When it comes to connections, it's more about what the phone doesn't have than what it does. While quad-band GSM, GPRS and EDGE are present, there's no sign of any 3G activity.
Similarly disappointing is the discovery that only Bluetooth 2.0 is included, with no option to connect to a wireless network. Don't be fooled otherwise when flicking through the manual and landing on the "Using Wireless Modem" page - that option only allows you to use the phone to connect something else to the internet. However, syncing with a PC can be done over a Bluetooth connection, which is standard in today's laptops.
What's under the hood works fairly well and keeps that multicoloured spinning wheel off the front unless you're really taxing it by, say, starting up a video.
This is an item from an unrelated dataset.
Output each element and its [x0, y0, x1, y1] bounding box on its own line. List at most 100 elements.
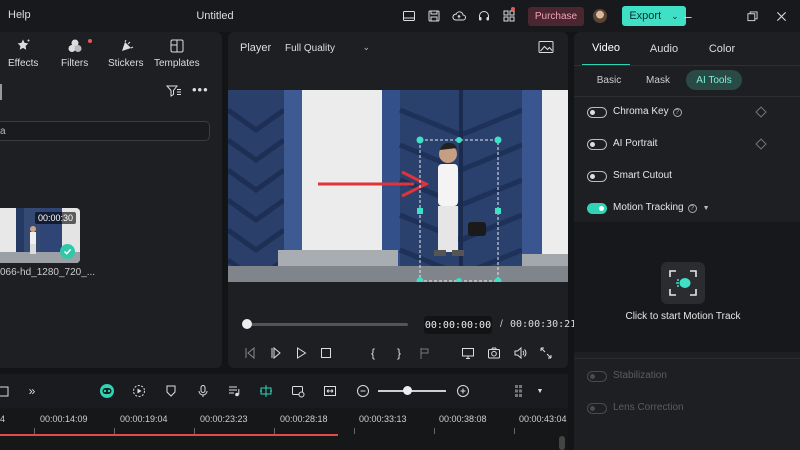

Not that the S310 is bursting with high-end components and the 200MHz processor is only backed up by 64MB ROM and the same amount of RAM. Thankfully there's a MiniSD slot inside and you will want to fill this if you plan to make serious use of the phone's media playback features.
Despite being more of a business phone, a camera is included, though it's only a 1.3-megapixel snapper. Oddly, in a device that seems bigger than it should, the 176 x 220, 65,536-colour screen appears slightly too small and makes you pine for the big pictures a PDA-style smart phone would show you. Our only other gripe comes from the standard mini USB slot used to connect the S310 to a PC. This also acts as the port for the mains charger but connecting the phone to a PC doesn't draw power from the USB port and begin the charging process.
The HTC S310 might have been at the back of the room when they were handing out style, but its usability almost makes up for that. It doesn't really have any additional features over and above most other smartphones on the market. However, someone looking to roll out a very usable, small(ish) device across a small business could do a lot worse.